When Shanna and Mabel asked me to compose them, there was a lot of giggling. Yeah, ok, we girl-giggled over wine, and thought the idea was so ridiculous that we must do it simply because we'd be laughing through the entire project. They asked me to compose a piece for toy piano and bass flute. HA! Wow. That's ridiculous. Oh wait, I can kind of hear that now. Holy shit, that's actually brilliant. Yeah. I have to write that. Then Shanna started adding to it, "what I really want is an entire suite for toy piano and all the flutes from piccolo down to bass." Yes please! So, that's what I am doing. I have about four movements of the piece, Kinetic Suite for various flutes and toy piano, and have incorporated a sound sculpture invented by my brother (spoken about in previous posts) called a Gong Tree.

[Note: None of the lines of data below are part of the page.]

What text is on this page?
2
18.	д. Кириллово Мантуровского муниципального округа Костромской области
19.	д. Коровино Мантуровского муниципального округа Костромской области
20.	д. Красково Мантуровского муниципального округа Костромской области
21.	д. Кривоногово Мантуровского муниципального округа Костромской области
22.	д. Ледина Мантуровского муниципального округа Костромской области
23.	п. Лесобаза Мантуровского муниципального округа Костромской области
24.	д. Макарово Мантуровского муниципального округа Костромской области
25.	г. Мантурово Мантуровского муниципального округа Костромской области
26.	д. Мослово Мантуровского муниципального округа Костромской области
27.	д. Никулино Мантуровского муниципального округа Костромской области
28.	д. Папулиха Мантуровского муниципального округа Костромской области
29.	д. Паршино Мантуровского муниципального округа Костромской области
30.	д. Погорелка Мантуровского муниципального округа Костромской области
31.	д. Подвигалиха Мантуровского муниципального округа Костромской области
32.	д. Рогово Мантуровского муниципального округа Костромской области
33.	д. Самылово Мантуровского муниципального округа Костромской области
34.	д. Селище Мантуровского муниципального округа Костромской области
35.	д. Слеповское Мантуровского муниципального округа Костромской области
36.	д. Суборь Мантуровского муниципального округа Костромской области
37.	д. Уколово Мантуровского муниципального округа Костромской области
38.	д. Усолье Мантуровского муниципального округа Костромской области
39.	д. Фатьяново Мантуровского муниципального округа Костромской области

It wasn't all giggles for me, though, because, well, I had to go be alone to compose. That's always a scary place. Also, my ears are very picky, and I was pretty unhappy with the quality of sound from the toy pianos I'd heard. In my fantasy, I wanted a miniature celeste, not some jangly, quasi-tuned toy. I started regretting the project because the sound was kitschy, not elegant. I did some online research to see if we could do better, and I found this wonderful page of Pascal Ayerbe. After playing his virtual Michelsonne toy piano, I fantasized about finding my own, but I knew that these were scarce. In fact, the toy piano company burned to the ground in the 1970s, so these babies are very rare. I channeled Shanna's enthusiasm, though. "have you tried? . . ."
Well, my version of that enthusiasm is late night laptop research with wine and a credit card. "Eureka!" she slosh-slurred. I found an anonymous source in Paris, France. This genderless, nameless but friendly void-spirit had a rare, 37-key Michelsonne toy piano and I could have it shipped to the US for XXX Euros. I immediately spent my creditXs. This toy piano needed to be in the presence of Mabel, especially if it was going to hold up to Shanna's quiver of flutes! Mabel and I recently played follow the leader with the Michelsonne and the Gong Tree. That spontaneous fun yielded yet another movement of the suite. I am happy to say, and prove to you in this video, that the giggles have returned!
Yesterday, Mabel and Shanna sent me a wee snap shot of their rehearsal and the infectious smiles made my day. On March 11, part of that suite will have its premiere, all thanks to my muses, my problem solvers, my beautiful, positive and curious colleagues, my very favorite kindergarten playmates, Shanna Gutierrez and Mabel Kwan.
Women, I love you madly. I am lucky to know you both.